The latest report from the Janus Henderson Global Dividend Index noted that global dividends are expected to return to their pre-pandemic levels within the next 12 months, while UK dividends are expected to take until 2025. A key reason for this is that some of the biggest income-paying companies in the FTSE 100 had been paying more in dividends than they could afford to prior to Covid-19 and have taken the opportunity to re-set their dividends to more sustainable levels.
On a positive note, UK dividend payments beat expectations in the second quarter of this year, with miners and financials fuelling the recovery.
Over the past year, UK equity income funds have outperformed global equity income funds, with returns of 32.6% versus 23.8%.

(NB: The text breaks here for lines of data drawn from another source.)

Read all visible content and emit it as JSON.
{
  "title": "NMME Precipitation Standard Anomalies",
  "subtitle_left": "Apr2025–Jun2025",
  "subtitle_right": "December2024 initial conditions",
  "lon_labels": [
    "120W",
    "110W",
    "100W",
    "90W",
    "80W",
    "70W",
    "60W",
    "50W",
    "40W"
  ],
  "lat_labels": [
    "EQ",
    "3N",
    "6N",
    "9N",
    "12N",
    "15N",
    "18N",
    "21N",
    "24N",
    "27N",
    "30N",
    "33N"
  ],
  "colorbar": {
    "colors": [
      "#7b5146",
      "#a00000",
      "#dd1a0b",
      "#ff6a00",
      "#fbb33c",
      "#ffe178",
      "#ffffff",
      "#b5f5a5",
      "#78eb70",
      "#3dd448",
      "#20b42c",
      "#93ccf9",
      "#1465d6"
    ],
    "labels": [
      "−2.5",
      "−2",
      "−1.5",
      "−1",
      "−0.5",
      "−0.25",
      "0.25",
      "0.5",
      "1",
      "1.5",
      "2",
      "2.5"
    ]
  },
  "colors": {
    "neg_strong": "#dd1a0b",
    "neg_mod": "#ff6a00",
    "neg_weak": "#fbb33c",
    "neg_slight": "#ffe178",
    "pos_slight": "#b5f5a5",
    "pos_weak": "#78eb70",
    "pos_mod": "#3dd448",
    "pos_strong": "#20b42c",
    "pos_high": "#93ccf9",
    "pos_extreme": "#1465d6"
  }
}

In addition, funds in the IA UK All Companies sector have outperformed funds in the IA Global sector over the same period, with returns of 33.8% against 25.6%.
Despite a pick-up in popularity of late, with the IA UK All Companies sector posting two months of consecutive inflows, year-to-date the sector has posted outflows of £288 million. In contrast, more than £7.5 billion has been invested into the IA Global sector.
Last month, both Nick Train, manager of Lindsell Train UK Equity and Finsbury Growth & Income investment trust (LSE:FGT), and Alex Wright, who manages Fidelity Special Situations and Fidelity Special Values (LSE:FSV), suggested that while the region continues to be unloved among investors, UK companies are attracting plenty of attention from overseas suitors due to their cheap valuations.
Refinitiv data shows takeovers of UK companies hit a 14-year high by value in the first seven months of this year. The total value of deals over this period was $198 billion (£142 billion). This represented a more than threefold increase compared to the same period last year.